The SOTEU was followed by the traditional round of questions from leading Members of the European Parliament (MEPs), a session that, with this speech, was notably more observant. Belgian Socialists and Democrats (S&D) Vice-President and MEP Kathleen Van Brempt argued that too many promises were being rebranded rather than fulfilled. Van Brempt stated that von der Leyen had delivered only around 10% of the promises she had made previously, citing especially the U.S tariffs: “People and businesses, workers and businesses in Europe feel the pressure every day of what is happening in the world, and they need solutions.” She additionally stated. On the other hand, Belgian MEP Estelle Crulemans was unimpressed with the lack of references to social policy, stating, “Unfortunately, there is still a whole aspect of Europe that was completely missing, and that is obviously social issues.” The overall response to the speech by EU parliamentarians appears to be a spectrum based on what issues were discussed and how deeply it was addressed. Responses outside Parliament were similarly mixed. Brussels-based think tanks praised the overall orientation of the “classic von der Leyen rallying cry,” but expressed concerns about the Commission's ability to actually oversee such ambitious policies. The EU civil-society umbrella groups were much more critical, as many accused the Commission of prioritising security and defense measures over much-needed social legislation and climate ambition. As is evident with many of the MEPs present, von der Leyen risks governing with false trust. If neither civil society nor industry is fully on board, then implementing her ambitious agenda will become exponentially harder.

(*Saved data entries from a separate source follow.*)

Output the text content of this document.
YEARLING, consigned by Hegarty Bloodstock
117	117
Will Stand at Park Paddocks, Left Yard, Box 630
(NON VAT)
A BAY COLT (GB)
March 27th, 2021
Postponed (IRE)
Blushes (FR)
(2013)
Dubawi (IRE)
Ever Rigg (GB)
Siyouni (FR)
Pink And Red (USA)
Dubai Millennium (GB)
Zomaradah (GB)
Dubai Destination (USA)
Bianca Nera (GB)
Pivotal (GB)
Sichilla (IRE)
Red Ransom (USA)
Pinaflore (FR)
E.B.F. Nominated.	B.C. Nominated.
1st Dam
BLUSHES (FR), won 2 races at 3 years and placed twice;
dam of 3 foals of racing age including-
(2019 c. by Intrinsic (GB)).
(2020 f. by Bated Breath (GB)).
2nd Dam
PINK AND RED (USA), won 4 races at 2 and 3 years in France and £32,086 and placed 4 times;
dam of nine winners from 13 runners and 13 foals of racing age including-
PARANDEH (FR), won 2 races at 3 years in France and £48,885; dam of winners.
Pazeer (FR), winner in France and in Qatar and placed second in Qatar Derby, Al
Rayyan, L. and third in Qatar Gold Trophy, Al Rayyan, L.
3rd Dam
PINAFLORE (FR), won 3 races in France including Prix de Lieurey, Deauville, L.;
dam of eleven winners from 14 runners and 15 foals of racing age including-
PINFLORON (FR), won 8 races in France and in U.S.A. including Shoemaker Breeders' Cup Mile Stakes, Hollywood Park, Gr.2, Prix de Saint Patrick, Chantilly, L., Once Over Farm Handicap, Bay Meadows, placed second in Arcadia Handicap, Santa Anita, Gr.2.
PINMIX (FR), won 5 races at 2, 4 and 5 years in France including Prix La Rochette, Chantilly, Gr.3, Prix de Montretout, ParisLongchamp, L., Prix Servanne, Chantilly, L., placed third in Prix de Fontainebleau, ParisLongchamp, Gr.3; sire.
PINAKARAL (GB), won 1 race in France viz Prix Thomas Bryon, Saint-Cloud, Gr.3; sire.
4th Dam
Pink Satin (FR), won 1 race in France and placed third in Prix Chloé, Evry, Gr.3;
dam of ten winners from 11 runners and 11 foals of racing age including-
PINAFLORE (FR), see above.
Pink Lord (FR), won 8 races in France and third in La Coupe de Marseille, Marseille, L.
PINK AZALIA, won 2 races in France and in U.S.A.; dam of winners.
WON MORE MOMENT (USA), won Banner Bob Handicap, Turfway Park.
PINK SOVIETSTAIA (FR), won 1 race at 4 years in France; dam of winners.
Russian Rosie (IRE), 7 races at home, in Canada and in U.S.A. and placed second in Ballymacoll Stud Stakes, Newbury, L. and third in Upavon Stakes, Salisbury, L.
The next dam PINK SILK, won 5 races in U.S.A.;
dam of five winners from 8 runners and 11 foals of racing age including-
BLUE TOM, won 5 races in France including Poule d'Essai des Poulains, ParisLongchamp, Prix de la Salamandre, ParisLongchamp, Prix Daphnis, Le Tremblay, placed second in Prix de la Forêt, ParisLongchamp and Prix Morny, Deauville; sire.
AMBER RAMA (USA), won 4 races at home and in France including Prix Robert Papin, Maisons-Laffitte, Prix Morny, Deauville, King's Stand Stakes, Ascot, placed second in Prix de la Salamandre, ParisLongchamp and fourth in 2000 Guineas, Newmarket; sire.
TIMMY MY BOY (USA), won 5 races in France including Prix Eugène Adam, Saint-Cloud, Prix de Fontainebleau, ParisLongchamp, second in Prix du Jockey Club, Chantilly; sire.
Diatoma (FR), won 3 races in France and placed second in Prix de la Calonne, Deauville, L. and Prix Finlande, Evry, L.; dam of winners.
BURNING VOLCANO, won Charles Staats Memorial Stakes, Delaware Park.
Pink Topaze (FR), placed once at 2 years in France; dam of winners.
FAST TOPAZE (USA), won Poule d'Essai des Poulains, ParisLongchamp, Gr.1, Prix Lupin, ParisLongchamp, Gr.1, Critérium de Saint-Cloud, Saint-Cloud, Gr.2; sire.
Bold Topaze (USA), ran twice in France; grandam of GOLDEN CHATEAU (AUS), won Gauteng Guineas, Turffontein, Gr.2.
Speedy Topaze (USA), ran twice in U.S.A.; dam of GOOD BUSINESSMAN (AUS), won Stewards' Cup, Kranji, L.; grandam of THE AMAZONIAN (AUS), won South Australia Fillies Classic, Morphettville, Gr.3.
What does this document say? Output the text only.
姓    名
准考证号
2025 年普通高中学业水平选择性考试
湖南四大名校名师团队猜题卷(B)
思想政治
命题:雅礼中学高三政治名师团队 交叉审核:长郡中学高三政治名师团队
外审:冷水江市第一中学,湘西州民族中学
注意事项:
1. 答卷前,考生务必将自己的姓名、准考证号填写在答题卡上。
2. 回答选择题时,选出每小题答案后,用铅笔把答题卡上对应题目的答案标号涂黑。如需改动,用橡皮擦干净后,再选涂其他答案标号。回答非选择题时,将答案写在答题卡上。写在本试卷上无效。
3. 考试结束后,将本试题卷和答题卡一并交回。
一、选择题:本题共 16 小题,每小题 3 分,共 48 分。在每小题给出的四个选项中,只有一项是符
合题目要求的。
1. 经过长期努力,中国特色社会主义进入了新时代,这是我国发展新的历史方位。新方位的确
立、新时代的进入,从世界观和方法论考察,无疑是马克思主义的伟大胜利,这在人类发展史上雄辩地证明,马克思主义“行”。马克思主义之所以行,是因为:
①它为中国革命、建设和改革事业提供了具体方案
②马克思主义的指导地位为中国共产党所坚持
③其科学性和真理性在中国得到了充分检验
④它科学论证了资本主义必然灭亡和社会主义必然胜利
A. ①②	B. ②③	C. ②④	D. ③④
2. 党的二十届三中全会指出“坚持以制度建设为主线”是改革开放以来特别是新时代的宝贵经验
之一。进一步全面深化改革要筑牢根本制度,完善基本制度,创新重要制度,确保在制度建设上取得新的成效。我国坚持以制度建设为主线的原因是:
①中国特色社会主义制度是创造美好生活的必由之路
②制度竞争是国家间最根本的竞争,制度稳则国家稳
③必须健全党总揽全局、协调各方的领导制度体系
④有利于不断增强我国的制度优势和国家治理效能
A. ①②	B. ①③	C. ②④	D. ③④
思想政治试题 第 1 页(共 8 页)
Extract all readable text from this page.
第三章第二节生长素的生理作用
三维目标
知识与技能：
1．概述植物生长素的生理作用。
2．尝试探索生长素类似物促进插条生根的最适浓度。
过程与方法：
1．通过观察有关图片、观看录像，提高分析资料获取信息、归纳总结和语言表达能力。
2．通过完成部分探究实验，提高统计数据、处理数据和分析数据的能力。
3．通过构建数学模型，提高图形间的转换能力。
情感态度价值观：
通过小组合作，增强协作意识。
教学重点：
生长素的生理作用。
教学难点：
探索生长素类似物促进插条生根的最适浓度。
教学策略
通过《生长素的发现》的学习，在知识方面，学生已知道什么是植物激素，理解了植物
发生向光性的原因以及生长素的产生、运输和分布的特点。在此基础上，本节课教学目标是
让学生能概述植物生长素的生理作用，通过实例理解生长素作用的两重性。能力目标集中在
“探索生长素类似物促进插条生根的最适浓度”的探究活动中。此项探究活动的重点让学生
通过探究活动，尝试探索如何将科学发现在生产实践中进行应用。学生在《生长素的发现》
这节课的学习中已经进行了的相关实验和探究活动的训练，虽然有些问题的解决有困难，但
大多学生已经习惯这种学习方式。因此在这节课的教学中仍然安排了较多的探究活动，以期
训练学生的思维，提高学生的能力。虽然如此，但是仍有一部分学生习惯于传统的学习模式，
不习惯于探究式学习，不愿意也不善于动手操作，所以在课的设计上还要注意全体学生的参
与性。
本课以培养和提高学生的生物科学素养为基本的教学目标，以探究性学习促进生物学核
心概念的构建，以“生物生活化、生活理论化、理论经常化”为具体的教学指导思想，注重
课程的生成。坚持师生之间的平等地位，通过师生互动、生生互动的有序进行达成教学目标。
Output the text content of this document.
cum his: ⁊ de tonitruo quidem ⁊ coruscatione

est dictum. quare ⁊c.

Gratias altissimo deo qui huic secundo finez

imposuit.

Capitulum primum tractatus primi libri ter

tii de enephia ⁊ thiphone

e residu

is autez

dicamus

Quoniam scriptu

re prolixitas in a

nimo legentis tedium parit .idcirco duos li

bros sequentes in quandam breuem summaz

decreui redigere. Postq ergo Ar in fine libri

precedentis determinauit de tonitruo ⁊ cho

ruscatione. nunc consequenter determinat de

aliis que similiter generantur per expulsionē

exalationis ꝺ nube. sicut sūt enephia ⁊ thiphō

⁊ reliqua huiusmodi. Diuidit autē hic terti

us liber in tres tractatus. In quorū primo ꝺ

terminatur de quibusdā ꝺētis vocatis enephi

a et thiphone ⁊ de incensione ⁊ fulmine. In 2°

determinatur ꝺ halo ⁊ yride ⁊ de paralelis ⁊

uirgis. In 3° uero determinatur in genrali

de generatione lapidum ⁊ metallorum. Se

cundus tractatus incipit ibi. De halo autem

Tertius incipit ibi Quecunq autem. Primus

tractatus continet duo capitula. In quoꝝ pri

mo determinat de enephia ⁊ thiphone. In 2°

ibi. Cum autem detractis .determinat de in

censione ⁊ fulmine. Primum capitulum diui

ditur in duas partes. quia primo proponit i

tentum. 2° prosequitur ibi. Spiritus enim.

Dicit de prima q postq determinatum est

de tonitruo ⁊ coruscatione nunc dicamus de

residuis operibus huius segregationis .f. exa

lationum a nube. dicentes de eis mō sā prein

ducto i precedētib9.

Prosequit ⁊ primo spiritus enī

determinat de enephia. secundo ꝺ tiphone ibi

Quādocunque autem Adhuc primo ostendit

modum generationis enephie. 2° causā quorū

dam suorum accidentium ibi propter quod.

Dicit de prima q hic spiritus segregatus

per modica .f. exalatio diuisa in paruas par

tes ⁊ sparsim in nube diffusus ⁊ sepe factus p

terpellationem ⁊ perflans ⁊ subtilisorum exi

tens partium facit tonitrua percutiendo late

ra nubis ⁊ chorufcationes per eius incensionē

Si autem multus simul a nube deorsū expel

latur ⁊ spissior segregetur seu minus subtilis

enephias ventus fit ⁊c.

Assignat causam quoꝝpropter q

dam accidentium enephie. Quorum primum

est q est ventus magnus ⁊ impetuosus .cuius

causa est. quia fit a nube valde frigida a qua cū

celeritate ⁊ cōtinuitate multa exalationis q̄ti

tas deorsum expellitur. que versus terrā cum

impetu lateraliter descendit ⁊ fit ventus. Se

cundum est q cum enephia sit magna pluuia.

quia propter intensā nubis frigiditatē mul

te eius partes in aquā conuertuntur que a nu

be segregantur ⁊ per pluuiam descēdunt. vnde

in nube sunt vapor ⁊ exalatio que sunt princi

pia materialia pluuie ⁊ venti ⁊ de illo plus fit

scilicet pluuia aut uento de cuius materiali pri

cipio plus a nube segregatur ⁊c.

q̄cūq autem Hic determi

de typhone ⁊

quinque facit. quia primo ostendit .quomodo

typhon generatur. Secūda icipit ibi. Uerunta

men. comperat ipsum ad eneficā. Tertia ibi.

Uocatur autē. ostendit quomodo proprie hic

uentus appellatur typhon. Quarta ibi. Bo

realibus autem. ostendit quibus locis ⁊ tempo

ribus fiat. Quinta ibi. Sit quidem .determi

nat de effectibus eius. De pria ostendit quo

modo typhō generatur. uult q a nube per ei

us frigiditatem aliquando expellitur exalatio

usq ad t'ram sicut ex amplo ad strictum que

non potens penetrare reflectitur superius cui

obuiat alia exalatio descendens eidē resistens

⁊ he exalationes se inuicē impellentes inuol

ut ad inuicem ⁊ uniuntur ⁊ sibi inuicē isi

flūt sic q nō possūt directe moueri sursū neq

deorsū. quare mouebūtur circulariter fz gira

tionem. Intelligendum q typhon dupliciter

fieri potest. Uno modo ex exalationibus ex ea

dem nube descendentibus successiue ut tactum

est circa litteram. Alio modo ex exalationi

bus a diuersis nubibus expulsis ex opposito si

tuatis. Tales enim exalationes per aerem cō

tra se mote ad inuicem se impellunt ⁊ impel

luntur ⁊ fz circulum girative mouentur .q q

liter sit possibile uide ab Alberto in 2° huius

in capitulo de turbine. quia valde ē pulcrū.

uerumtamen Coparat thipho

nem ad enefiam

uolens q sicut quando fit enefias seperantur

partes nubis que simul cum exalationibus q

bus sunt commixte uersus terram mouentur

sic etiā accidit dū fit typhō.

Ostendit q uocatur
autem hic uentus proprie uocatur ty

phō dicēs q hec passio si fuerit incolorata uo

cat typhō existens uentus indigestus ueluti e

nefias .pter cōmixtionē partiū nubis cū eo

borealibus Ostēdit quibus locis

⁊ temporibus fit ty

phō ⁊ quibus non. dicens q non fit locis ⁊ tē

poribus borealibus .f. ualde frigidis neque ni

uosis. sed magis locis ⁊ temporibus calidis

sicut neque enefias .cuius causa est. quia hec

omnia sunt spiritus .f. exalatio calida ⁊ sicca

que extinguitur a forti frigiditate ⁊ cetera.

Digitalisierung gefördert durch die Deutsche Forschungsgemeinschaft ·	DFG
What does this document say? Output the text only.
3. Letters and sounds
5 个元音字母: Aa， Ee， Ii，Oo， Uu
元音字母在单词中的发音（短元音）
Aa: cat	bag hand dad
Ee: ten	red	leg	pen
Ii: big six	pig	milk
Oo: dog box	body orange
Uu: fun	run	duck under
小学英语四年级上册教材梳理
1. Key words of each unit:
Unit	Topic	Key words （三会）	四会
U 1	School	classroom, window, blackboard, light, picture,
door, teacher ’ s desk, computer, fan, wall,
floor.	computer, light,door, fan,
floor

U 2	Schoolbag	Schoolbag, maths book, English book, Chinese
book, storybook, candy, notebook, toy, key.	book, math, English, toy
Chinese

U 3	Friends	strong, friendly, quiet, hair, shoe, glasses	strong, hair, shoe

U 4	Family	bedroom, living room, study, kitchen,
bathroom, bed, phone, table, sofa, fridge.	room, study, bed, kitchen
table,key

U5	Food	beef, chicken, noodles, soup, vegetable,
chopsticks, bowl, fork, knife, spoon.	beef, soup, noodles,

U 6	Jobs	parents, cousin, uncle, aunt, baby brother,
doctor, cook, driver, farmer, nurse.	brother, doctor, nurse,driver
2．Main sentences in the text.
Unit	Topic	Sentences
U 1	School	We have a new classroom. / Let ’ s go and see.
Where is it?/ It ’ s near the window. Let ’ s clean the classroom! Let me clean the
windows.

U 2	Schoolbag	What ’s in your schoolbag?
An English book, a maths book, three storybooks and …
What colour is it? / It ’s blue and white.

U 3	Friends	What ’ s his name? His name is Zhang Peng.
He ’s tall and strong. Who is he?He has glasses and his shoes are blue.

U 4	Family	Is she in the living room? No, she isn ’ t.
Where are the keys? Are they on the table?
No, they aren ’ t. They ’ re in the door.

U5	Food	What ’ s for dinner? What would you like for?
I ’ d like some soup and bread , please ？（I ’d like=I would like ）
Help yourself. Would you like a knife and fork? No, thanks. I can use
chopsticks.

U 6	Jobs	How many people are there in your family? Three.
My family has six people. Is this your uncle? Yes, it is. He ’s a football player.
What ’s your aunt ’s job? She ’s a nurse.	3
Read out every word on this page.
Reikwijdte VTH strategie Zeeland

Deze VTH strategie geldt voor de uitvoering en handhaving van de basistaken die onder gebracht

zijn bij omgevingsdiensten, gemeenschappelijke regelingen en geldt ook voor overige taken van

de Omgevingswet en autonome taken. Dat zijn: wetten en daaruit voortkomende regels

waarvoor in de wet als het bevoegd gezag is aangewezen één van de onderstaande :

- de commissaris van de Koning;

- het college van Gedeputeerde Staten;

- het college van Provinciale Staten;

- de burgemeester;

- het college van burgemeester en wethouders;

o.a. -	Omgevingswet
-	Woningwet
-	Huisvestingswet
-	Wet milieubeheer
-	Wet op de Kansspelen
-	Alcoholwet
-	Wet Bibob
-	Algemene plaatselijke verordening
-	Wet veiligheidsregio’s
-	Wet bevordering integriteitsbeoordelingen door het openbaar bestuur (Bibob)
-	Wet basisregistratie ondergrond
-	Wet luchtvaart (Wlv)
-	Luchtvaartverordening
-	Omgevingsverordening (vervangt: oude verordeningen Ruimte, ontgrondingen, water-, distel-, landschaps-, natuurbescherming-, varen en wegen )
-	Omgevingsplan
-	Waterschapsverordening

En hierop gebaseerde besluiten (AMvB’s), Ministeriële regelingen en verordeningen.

The 2025 SOTEU has struck at the heart of not only politics in Brussels but the EU as a whole. Even though the Commission seeks to carry out an assertive agenda, it still faces a fractious Parliament and restless electorates who demand a broader emphasis on climate and even humanitarian services for ongoing conflicts that are felt to be lacking. If MEPs continue to press for substantive follow-ups on the topics discussed, von der Leyen may find the coming months a test not only of policy but of her own political survival. For now, however, the Commission may rest easy. They have put clear markers on the map. Whether those markers will coalesce into coherent policy, and whether the political capital exists to implement them in such a diverse Union, remains the key question facing the EU’s decision-makers as they return to an audience of 28 member countries who are observing them, this time with a hint of caution, instead of solidarity.
The transcript of the SOTEU has been published as of 17 September, and is now available for public viewing.